Combine each product’s predicted uplift with a weight or threshold vector. If product i’s uplift is U_i, compare U_i with U_j for j != i. For user x, assign the product i that satisfies U_i >= t_i * U_j for all j, or use linear/convex optimization if you must satisfy constraints at a global level.
How do you maintain model performance over time?
Monitor key metrics (accuracy, uplift at different probability thresholds) after each campaign. Re-run the A/B test approach periodically to validate current uplift assumptions. Track concept drift if user behavior changes significantly, and retrain models when performance degrades.
Could the S meta-model ignore the treatment variable if the effect is subtle?
Yes, if the model fails to capture small differences. Address this by careful tuning, feature engineering, or using advanced methods like transformation-based uplift learners. Ensure your training set has enough samples and balanced treatment/control for robust detection.

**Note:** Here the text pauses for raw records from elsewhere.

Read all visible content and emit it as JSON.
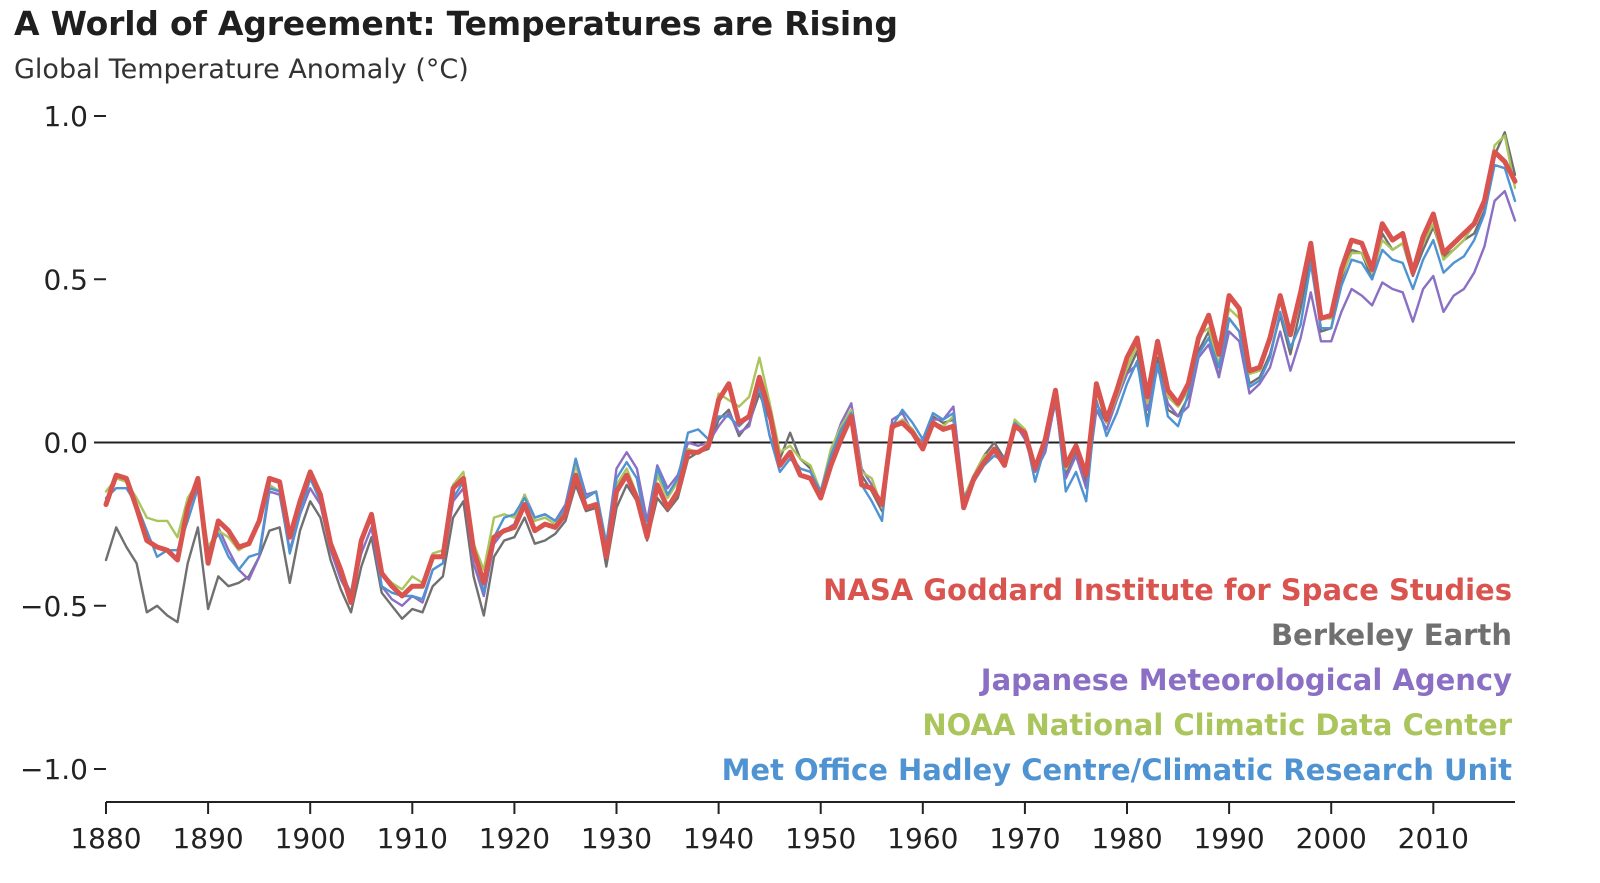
{
  "chart_data": {
    "type": "line",
    "title": "A World of Agreement: Temperatures are Rising",
    "ylabel": "Global Temperature Anomaly (°C)",
    "xlabel": "",
    "xlim": [
      1880,
      2018
    ],
    "ylim": [
      -1.0,
      1.0
    ],
    "x_ticks": [
      1880,
      1890,
      1900,
      1910,
      1920,
      1930,
      1940,
      1950,
      1960,
      1970,
      1980,
      1990,
      2000,
      2010
    ],
    "y_ticks": [
      {
        "value": 1.0,
        "label": "1.0"
      },
      {
        "value": 0.5,
        "label": "0.5"
      },
      {
        "value": 0.0,
        "label": "0.0"
      },
      {
        "value": -0.5,
        "label": "−0.5"
      },
      {
        "value": -1.0,
        "label": "−1.0"
      }
    ],
    "grid": false,
    "zero_line": true,
    "legend_position": "bottom-right",
    "x_start": 1880,
    "series": [
      {
        "name": "NASA Goddard Institute for Space Studies",
        "color": "#d9534f",
        "values": [
          -0.19,
          -0.1,
          -0.11,
          -0.2,
          -0.3,
          -0.32,
          -0.33,
          -0.36,
          -0.2,
          -0.11,
          -0.37,
          -0.24,
          -0.27,
          -0.32,
          -0.31,
          -0.24,
          -0.11,
          -0.12,
          -0.29,
          -0.18,
          -0.09,
          -0.16,
          -0.31,
          -0.39,
          -0.49,
          -0.3,
          -0.22,
          -0.4,
          -0.44,
          -0.47,
          -0.44,
          -0.44,
          -0.35,
          -0.35,
          -0.14,
          -0.11,
          -0.33,
          -0.43,
          -0.29,
          -0.27,
          -0.26,
          -0.19,
          -0.27,
          -0.25,
          -0.26,
          -0.22,
          -0.1,
          -0.2,
          -0.19,
          -0.35,
          -0.15,
          -0.1,
          -0.17,
          -0.29,
          -0.13,
          -0.2,
          -0.15,
          -0.03,
          -0.03,
          -0.01,
          0.13,
          0.18,
          0.06,
          0.08,
          0.2,
          0.09,
          -0.07,
          -0.03,
          -0.1,
          -0.11,
          -0.17,
          -0.07,
          0.01,
          0.08,
          -0.13,
          -0.14,
          -0.19,
          0.05,
          0.06,
          0.03,
          -0.02,
          0.06,
          0.04,
          0.05,
          -0.2,
          -0.11,
          -0.06,
          -0.02,
          -0.07,
          0.05,
          0.03,
          -0.08,
          0.01,
          0.16,
          -0.07,
          -0.01,
          -0.1,
          0.18,
          0.07,
          0.16,
          0.26,
          0.32,
          0.14,
          0.31,
          0.16,
          0.12,
          0.18,
          0.32,
          0.39,
          0.27,
          0.45,
          0.41,
          0.22,
          0.23,
          0.32,
          0.45,
          0.33,
          0.46,
          0.61,
          0.38,
          0.39,
          0.53,
          0.62,
          0.61,
          0.53,
          0.67,
          0.62,
          0.64,
          0.52,
          0.63,
          0.7,
          0.58,
          0.61,
          0.64,
          0.67,
          0.74,
          0.89,
          0.86,
          0.8
        ]
      },
      {
        "name": "Berkeley Earth",
        "color": "#707070",
        "values": [
          -0.36,
          -0.26,
          -0.32,
          -0.37,
          -0.52,
          -0.5,
          -0.53,
          -0.55,
          -0.37,
          -0.26,
          -0.51,
          -0.41,
          -0.44,
          -0.43,
          -0.41,
          -0.35,
          -0.27,
          -0.26,
          -0.43,
          -0.27,
          -0.18,
          -0.23,
          -0.36,
          -0.45,
          -0.52,
          -0.38,
          -0.29,
          -0.46,
          -0.5,
          -0.54,
          -0.51,
          -0.52,
          -0.44,
          -0.41,
          -0.23,
          -0.18,
          -0.41,
          -0.53,
          -0.35,
          -0.3,
          -0.29,
          -0.23,
          -0.31,
          -0.3,
          -0.28,
          -0.24,
          -0.13,
          -0.21,
          -0.2,
          -0.38,
          -0.2,
          -0.13,
          -0.18,
          -0.3,
          -0.17,
          -0.21,
          -0.17,
          -0.05,
          -0.03,
          -0.02,
          0.07,
          0.1,
          0.02,
          0.06,
          0.15,
          0.07,
          -0.05,
          0.03,
          -0.05,
          -0.08,
          -0.15,
          -0.05,
          0.02,
          0.1,
          -0.1,
          -0.15,
          -0.21,
          0.04,
          0.07,
          0.04,
          -0.01,
          0.08,
          0.06,
          0.07,
          -0.18,
          -0.11,
          -0.04,
          0.0,
          -0.05,
          0.06,
          0.04,
          -0.07,
          0.0,
          0.12,
          -0.1,
          -0.03,
          -0.12,
          0.12,
          0.06,
          0.14,
          0.21,
          0.28,
          0.06,
          0.26,
          0.1,
          0.08,
          0.14,
          0.28,
          0.34,
          0.2,
          0.38,
          0.34,
          0.18,
          0.2,
          0.27,
          0.39,
          0.27,
          0.41,
          0.58,
          0.34,
          0.35,
          0.5,
          0.59,
          0.58,
          0.5,
          0.64,
          0.59,
          0.61,
          0.51,
          0.59,
          0.66,
          0.57,
          0.59,
          0.62,
          0.64,
          0.71,
          0.88,
          0.95,
          0.82
        ]
      },
      {
        "name": "Japanese Meteorological Agency",
        "color": "#8a6fc4",
        "values": [
          null,
          null,
          null,
          null,
          null,
          null,
          null,
          null,
          null,
          null,
          null,
          -0.26,
          -0.33,
          -0.39,
          -0.42,
          -0.35,
          -0.15,
          -0.16,
          -0.33,
          -0.22,
          -0.14,
          -0.19,
          -0.33,
          -0.42,
          -0.48,
          -0.34,
          -0.26,
          -0.44,
          -0.48,
          -0.5,
          -0.47,
          -0.49,
          -0.39,
          -0.37,
          -0.18,
          -0.14,
          -0.37,
          -0.47,
          -0.31,
          -0.27,
          -0.25,
          -0.16,
          -0.23,
          -0.22,
          -0.24,
          -0.19,
          -0.05,
          -0.16,
          -0.15,
          -0.31,
          -0.08,
          -0.03,
          -0.08,
          -0.24,
          -0.07,
          -0.14,
          -0.1,
          0.0,
          -0.01,
          0.0,
          0.05,
          0.09,
          0.03,
          0.05,
          0.18,
          0.02,
          -0.06,
          -0.04,
          -0.08,
          -0.09,
          -0.15,
          -0.03,
          0.06,
          0.12,
          -0.08,
          -0.13,
          -0.2,
          0.07,
          0.09,
          0.03,
          0.0,
          0.07,
          0.07,
          0.11,
          -0.17,
          -0.1,
          -0.04,
          -0.03,
          -0.05,
          0.06,
          0.01,
          -0.09,
          -0.03,
          0.13,
          -0.11,
          -0.04,
          -0.14,
          0.1,
          0.04,
          0.13,
          0.21,
          0.24,
          0.1,
          0.23,
          0.12,
          0.08,
          0.11,
          0.26,
          0.3,
          0.2,
          0.34,
          0.31,
          0.15,
          0.18,
          0.23,
          0.34,
          0.22,
          0.32,
          0.46,
          0.31,
          0.31,
          0.4,
          0.47,
          0.45,
          0.42,
          0.49,
          0.47,
          0.46,
          0.37,
          0.47,
          0.51,
          0.4,
          0.45,
          0.47,
          0.52,
          0.6,
          0.74,
          0.77,
          0.68
        ]
      },
      {
        "name": "NOAA National Climatic Data Center",
        "color": "#a9c55b",
        "values": [
          -0.15,
          -0.11,
          -0.12,
          -0.17,
          -0.23,
          -0.24,
          -0.24,
          -0.29,
          -0.17,
          -0.12,
          -0.32,
          -0.27,
          -0.29,
          -0.33,
          -0.31,
          -0.25,
          -0.13,
          -0.15,
          -0.28,
          -0.18,
          -0.11,
          -0.17,
          -0.31,
          -0.38,
          -0.47,
          -0.3,
          -0.23,
          -0.4,
          -0.43,
          -0.45,
          -0.41,
          -0.43,
          -0.34,
          -0.33,
          -0.13,
          -0.09,
          -0.31,
          -0.39,
          -0.23,
          -0.22,
          -0.23,
          -0.16,
          -0.24,
          -0.23,
          -0.25,
          -0.2,
          -0.07,
          -0.17,
          -0.15,
          -0.31,
          -0.13,
          -0.08,
          -0.16,
          -0.27,
          -0.1,
          -0.17,
          -0.12,
          -0.02,
          -0.03,
          0.0,
          0.15,
          0.13,
          0.11,
          0.14,
          0.26,
          0.12,
          -0.03,
          -0.01,
          -0.05,
          -0.07,
          -0.15,
          -0.02,
          0.05,
          0.1,
          -0.09,
          -0.11,
          -0.2,
          0.05,
          0.07,
          0.04,
          -0.01,
          0.06,
          0.05,
          0.08,
          -0.17,
          -0.1,
          -0.04,
          -0.03,
          -0.06,
          0.07,
          0.04,
          -0.07,
          0.02,
          0.14,
          -0.08,
          -0.02,
          -0.1,
          0.16,
          0.06,
          0.14,
          0.23,
          0.3,
          0.12,
          0.29,
          0.14,
          0.11,
          0.16,
          0.33,
          0.35,
          0.24,
          0.41,
          0.38,
          0.21,
          0.22,
          0.31,
          0.43,
          0.33,
          0.44,
          0.6,
          0.38,
          0.38,
          0.51,
          0.58,
          0.58,
          0.52,
          0.62,
          0.59,
          0.61,
          0.52,
          0.61,
          0.67,
          0.56,
          0.59,
          0.62,
          0.67,
          0.74,
          0.91,
          0.94,
          0.78
        ]
      },
      {
        "name": "Met Office Hadley Centre/Climatic Research Unit",
        "color": "#4f93d2",
        "values": [
          -0.17,
          -0.14,
          -0.14,
          -0.19,
          -0.27,
          -0.35,
          -0.33,
          -0.33,
          -0.24,
          -0.14,
          -0.33,
          -0.28,
          -0.35,
          -0.39,
          -0.35,
          -0.34,
          -0.14,
          -0.15,
          -0.34,
          -0.22,
          -0.11,
          -0.18,
          -0.31,
          -0.4,
          -0.46,
          -0.29,
          -0.23,
          -0.44,
          -0.46,
          -0.47,
          -0.47,
          -0.48,
          -0.39,
          -0.37,
          -0.17,
          -0.12,
          -0.33,
          -0.46,
          -0.29,
          -0.23,
          -0.22,
          -0.17,
          -0.23,
          -0.22,
          -0.24,
          -0.2,
          -0.05,
          -0.17,
          -0.15,
          -0.31,
          -0.11,
          -0.06,
          -0.11,
          -0.27,
          -0.08,
          -0.16,
          -0.11,
          0.03,
          0.04,
          0.01,
          0.08,
          0.08,
          0.05,
          0.08,
          0.17,
          0.02,
          -0.09,
          -0.05,
          -0.08,
          -0.09,
          -0.15,
          -0.04,
          0.04,
          0.09,
          -0.13,
          -0.18,
          -0.24,
          0.05,
          0.1,
          0.06,
          0.01,
          0.09,
          0.07,
          0.09,
          -0.17,
          -0.12,
          -0.07,
          -0.04,
          -0.06,
          0.06,
          0.03,
          -0.12,
          -0.01,
          0.14,
          -0.15,
          -0.09,
          -0.18,
          0.13,
          0.02,
          0.09,
          0.18,
          0.25,
          0.05,
          0.24,
          0.08,
          0.05,
          0.15,
          0.27,
          0.32,
          0.23,
          0.38,
          0.34,
          0.17,
          0.19,
          0.26,
          0.4,
          0.29,
          0.36,
          0.55,
          0.35,
          0.35,
          0.48,
          0.56,
          0.55,
          0.5,
          0.59,
          0.56,
          0.55,
          0.47,
          0.56,
          0.62,
          0.52,
          0.55,
          0.57,
          0.62,
          0.7,
          0.85,
          0.84,
          0.74
        ]
      }
    ]
  }
}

Why is the control group essential?
It provides a baseline for measuring true incremental effect. Without it, you cannot confirm if observed behaviors are due to the campaign or external factors. The control group also helps keep uplift estimates accurate for ongoing model refinement.
How do you manage user fatigue constraints?
Set rules for maximum message frequency within a time window. Embed these constraints in your assignment code by checking how recently a user received another campaign. If they reached the limit, skip or queue further campaigns.
How do you handle multiple segments that have different responses to different products?
Segment the population by key traits (e.g., user’s financial profile). Train specialized uplift models or apply hierarchical modeling, letting each segment have distinct parameters. The assignment logic then picks campaigns based on segment-specific uplift estimates.